What do you do if your neighbor hates the wildlife you’re trying to attract?
So, after months of nurturing those beautiful native perennials, hanging bird feeders in your backyard and setting out cute little homes for the bats and the toads, your next-door neighbor starts to complain about the wildlife you’re attracting. Now what?
Such conflicts are common, says John Griffin, senior director of urban wildlife programs for The Humane Society of the U.S.
“People have different aesthetic understanding and appreciation for different creatures,” he says. “Some frame them negatively and some really enjoy them. It has so much to do with perspective.”
At community meetings where residents are expressing either their fear of “encroaching” wildlife or their frustration with each other over what to do about it, Griffin says, “The response is incredibly varied. A lot of it is about perception—what these animals are doing outside of our home. So many people think if they move to an urban area, that these animals don’t belong here. But they absolutely do. They’re part of a functioning system. What we work a lot on is raising the awareness and educational level of folks who may not know much about these animals. It helps them better understand how they coexist [with us].”
Take skunks, for example. The mild-mannered mammals eat a lot of garden pests and, contrary to public opinion, aren’t looking for someone to spray.
“It’s hard for them to see and sometimes they stumble into situations where if someone’s not reading it right, they can get sprayed,” Griffin says. “That’s a precious defense mechanism for them and they don’t use it recklessly.”
Even so, it doesn’t help to taunt your non-animal-loving neighbor by adding even more wildlife habitats without trying to get to the real root of the problem. Put yourself in his shoes, find out what he’s specifically concerned about—Attacks on his kids or dogs? Property damage? A repeat of a scary childhood experience?—and try to understand his perspective.

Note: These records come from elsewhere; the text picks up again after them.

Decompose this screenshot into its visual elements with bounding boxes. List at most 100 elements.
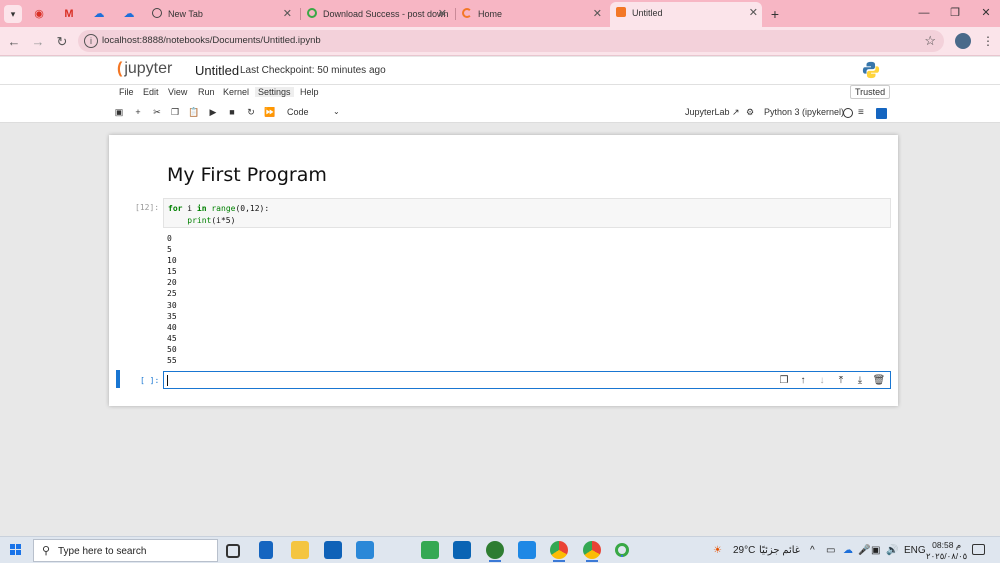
close-tab-icon[interactable]: ✕ xyxy=(749,2,758,24)
insert-below-icon[interactable]: ⤓ xyxy=(853,374,867,388)
restart-icon[interactable]: ↻ xyxy=(244,106,258,119)
clock[interactable]: 08:58 م ٢٠٢٥/٠٨/٠٥ xyxy=(926,540,967,562)
jupyterlab-link[interactable]: JupyterLab ↗ xyxy=(685,107,740,118)
restore-icon[interactable]: ❐ xyxy=(943,4,967,22)
chrome-icon[interactable] xyxy=(550,541,568,562)
markdown-heading[interactable]: My First Program xyxy=(167,164,327,186)
pinned-tab-onedrive-icon[interactable]: ☁ xyxy=(88,5,110,23)
outlook-icon[interactable] xyxy=(453,541,471,559)
meet-icon[interactable] xyxy=(421,541,439,559)
menu-kernel[interactable]: Kernel xyxy=(223,87,249,97)
database-app-icon[interactable] xyxy=(518,541,536,559)
microphone-icon[interactable]: 🎤 xyxy=(858,545,870,556)
hamburger-menu-icon[interactable]: ≡ xyxy=(858,107,864,118)
tab-label: New Tab xyxy=(168,9,203,19)
search-icon: ⚲ xyxy=(42,545,51,557)
pinned-tab-pinterest-icon[interactable]: ◉ xyxy=(28,5,50,23)
restart-run-all-icon[interactable]: ⏩ xyxy=(263,106,277,119)
pinned-tab-gmail-icon[interactable]: M xyxy=(58,5,80,23)
reload-icon[interactable]: ↻ xyxy=(53,33,71,51)
url-text[interactable]: localhost:8888/notebooks/Documents/Untit… xyxy=(102,35,321,46)
back-icon[interactable]: ← xyxy=(5,33,23,51)
move-up-icon[interactable]: ↑ xyxy=(796,374,810,388)
tab-label: Home xyxy=(478,9,503,19)
microsoft-store-icon[interactable] xyxy=(324,541,342,559)
menu-help[interactable]: Help xyxy=(300,87,319,97)
tab-untitled[interactable]: Untitled ✕ xyxy=(610,2,762,27)
property-inspector-icon[interactable] xyxy=(876,108,887,119)
windows-start-icon[interactable] xyxy=(10,544,22,556)
trusted-indicator[interactable]: Trusted xyxy=(850,85,891,99)
code-cell-prompt: [12]: xyxy=(135,203,160,212)
kernel-name[interactable]: Python 3 (ipykernel) xyxy=(764,107,844,117)
tab-new-tab[interactable]: New Tab ✕ xyxy=(150,4,296,24)
file-explorer-icon[interactable] xyxy=(291,541,309,559)
notebook-toolbar: ▣ + ✂ ❐ 📋 ▶ ■ ↻ ⏩ Code ⌄ JupyterLab ↗ ⚙ … xyxy=(0,102,1000,123)
cell-output: 0 5 10 15 20 25 30 35 40 45 50 55 xyxy=(167,233,177,366)
code-editor[interactable]: for i in range(0,12): print(i*5) xyxy=(168,203,269,227)
output-line: 0 xyxy=(167,234,172,243)
loading-app-icon[interactable] xyxy=(615,543,629,557)
output-line: 40 xyxy=(167,322,177,332)
delete-cell-icon[interactable]: 🗑 xyxy=(872,374,886,388)
site-info-icon[interactable]: i xyxy=(84,34,98,48)
app-icon[interactable] xyxy=(486,541,504,562)
output-line: 55 xyxy=(167,356,177,366)
menu-run[interactable]: Run xyxy=(198,87,215,97)
network-icon[interactable]: ▣ xyxy=(871,545,880,556)
minimize-icon[interactable]: — xyxy=(912,4,936,22)
save-icon[interactable]: ▣ xyxy=(112,106,126,119)
tab-home[interactable]: Home ✕ xyxy=(460,4,606,24)
tab-search-dropdown-icon[interactable]: ▾ xyxy=(4,5,22,23)
duplicate-cell-icon[interactable]: ❐ xyxy=(777,374,791,388)
bookmark-app-icon[interactable] xyxy=(259,541,273,559)
mail-icon[interactable] xyxy=(356,541,374,559)
close-tab-icon[interactable]: ✕ xyxy=(283,4,292,24)
chevron-down-icon[interactable]: ⌄ xyxy=(333,107,340,116)
tray-app-icon[interactable]: ▭ xyxy=(826,545,835,556)
bookmark-star-icon[interactable]: ☆ xyxy=(924,33,936,49)
cut-icon[interactable]: ✂ xyxy=(150,106,164,119)
jupyter-logo[interactable]: (jupyter xyxy=(117,60,172,78)
copy-icon[interactable]: ❐ xyxy=(168,106,182,119)
gear-icon[interactable]: ⚙ xyxy=(746,107,754,118)
windows-taskbar: ⚲ Type here to search ☀ 29°C غائم جزئيًا… xyxy=(0,536,1000,563)
close-window-icon[interactable]: ✕ xyxy=(974,4,998,22)
close-tab-icon[interactable]: ✕ xyxy=(593,4,602,24)
code-cell[interactable]: for i in range(0,12): print(i*5) xyxy=(163,198,891,228)
browser-menu-icon[interactable]: ⋮ xyxy=(982,33,994,49)
forward-icon[interactable]: → xyxy=(29,33,47,51)
onedrive-icon[interactable]: ☁ xyxy=(843,545,853,556)
tab-download-success[interactable]: Download Success - post down ✕ xyxy=(305,4,451,24)
stop-icon[interactable]: ■ xyxy=(225,106,239,119)
insert-above-icon[interactable]: ⤒ xyxy=(834,374,848,388)
notebook-title[interactable]: Untitled xyxy=(195,63,239,78)
menu-file[interactable]: File xyxy=(119,87,134,97)
menu-settings[interactable]: Settings xyxy=(255,87,294,97)
move-down-icon[interactable]: ↓ xyxy=(815,374,829,388)
paste-icon[interactable]: 📋 xyxy=(187,106,201,119)
close-tab-icon[interactable]: ✕ xyxy=(438,4,447,24)
cell-type-select[interactable]: Code xyxy=(287,107,309,117)
menu-view[interactable]: View xyxy=(168,87,187,97)
weather-temp[interactable]: 29°C xyxy=(733,545,755,556)
language-indicator[interactable]: ENG xyxy=(904,545,926,556)
show-hidden-icons[interactable]: ^ xyxy=(810,545,815,556)
weather-icon[interactable]: ☀ xyxy=(713,545,722,556)
notification-icon[interactable] xyxy=(972,544,985,555)
output-line: 25 xyxy=(167,289,177,299)
empty-code-cell[interactable]: ❐ ↑ ↓ ⤒ ⤓ 🗑 xyxy=(163,371,891,389)
profile-avatar[interactable] xyxy=(955,33,971,49)
pinned-tab-onedrive-icon[interactable]: ☁ xyxy=(118,5,140,23)
run-icon[interactable]: ▶ xyxy=(206,106,220,119)
insert-cell-icon[interactable]: + xyxy=(131,106,145,119)
menu-edit[interactable]: Edit xyxy=(143,87,159,97)
address-bar[interactable]: i localhost:8888/notebooks/Documents/Unt… xyxy=(78,30,944,52)
weather-desc[interactable]: غائم جزئيًا xyxy=(759,545,800,556)
new-tab-button[interactable]: + xyxy=(766,5,784,23)
volume-icon[interactable]: 🔊 xyxy=(886,545,898,556)
task-view-icon[interactable] xyxy=(226,544,240,558)
taskbar-search[interactable]: ⚲ Type here to search xyxy=(33,539,218,562)
chrome-profile-icon[interactable] xyxy=(583,541,601,562)
output-line: 35 xyxy=(167,311,177,321)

“You can’t blame people if they hear this and that about animals and insects. Much of that uncertainty and mischaracterization is the impetus behind people saying, ‘I don’t like them,’” Griffin says. “Have a little bit of empathy and be willing to have a constructive conversation to better understand what might be driving their misunderstanding. … [Getting angry] is such a human thing to do when you don’t talk about it. It does fester and it can escalate quickly.”
Griffin, who’s hosted community meetings about these issues for 10 years, sees “a pretty constant onslaught” of negative input. But it isn’t all bad. “We do hear from individuals and communities that have found a way to compromise. Maybe one neighbor worked with another on feeding or they made some minor adjustments like moving a bird feeder or cleaning an area up a little bit or moving it. And we’ve found communities that have come to appreciate skunks or bats because they took the time to discuss it.”
Tips for Co-Existing with Wildlife—and Your Neighbors
John Griffin, senior director of urban wildlife programs for The Humane Society of the U.S., offers this advice for minimizing conflicts:
Define wildlife-friendly boundaries. “For someone who’s used to a more controlled aesthetic, a really manicured area, and that’s their definition of a lawn, then that can be challenging,” Griffin notes. Keep shrubs pruned and consider attractive fencing, garden edging and pathways.
Plant more, feed less. Select native perennials, including some with berries and other avian treats. Once those are established, you won’t have to put out as much seed and suet.
Remember location, location, location. Don’t place feeders too close to a neighbor’s house.
Talk up the good side. Gently point out that most critters are beneficial. One bat, for example, can eat up to 100 insects per hour and reduce the potential for bug bites at your cookout, Griffin says.
Clean up. Dispose of sunflower seed shells and other refuse that can attract rodents.
Find common ground. Ask your neighbor what kinds of animals s/he appreciates, and why. Maybe you can connect by talking about—and trying to attract—one you both enjoy.
Arm yourself with information. Check websites like wildneighbors.org or humanegardener.com for more info on living with neighborhood wildlife.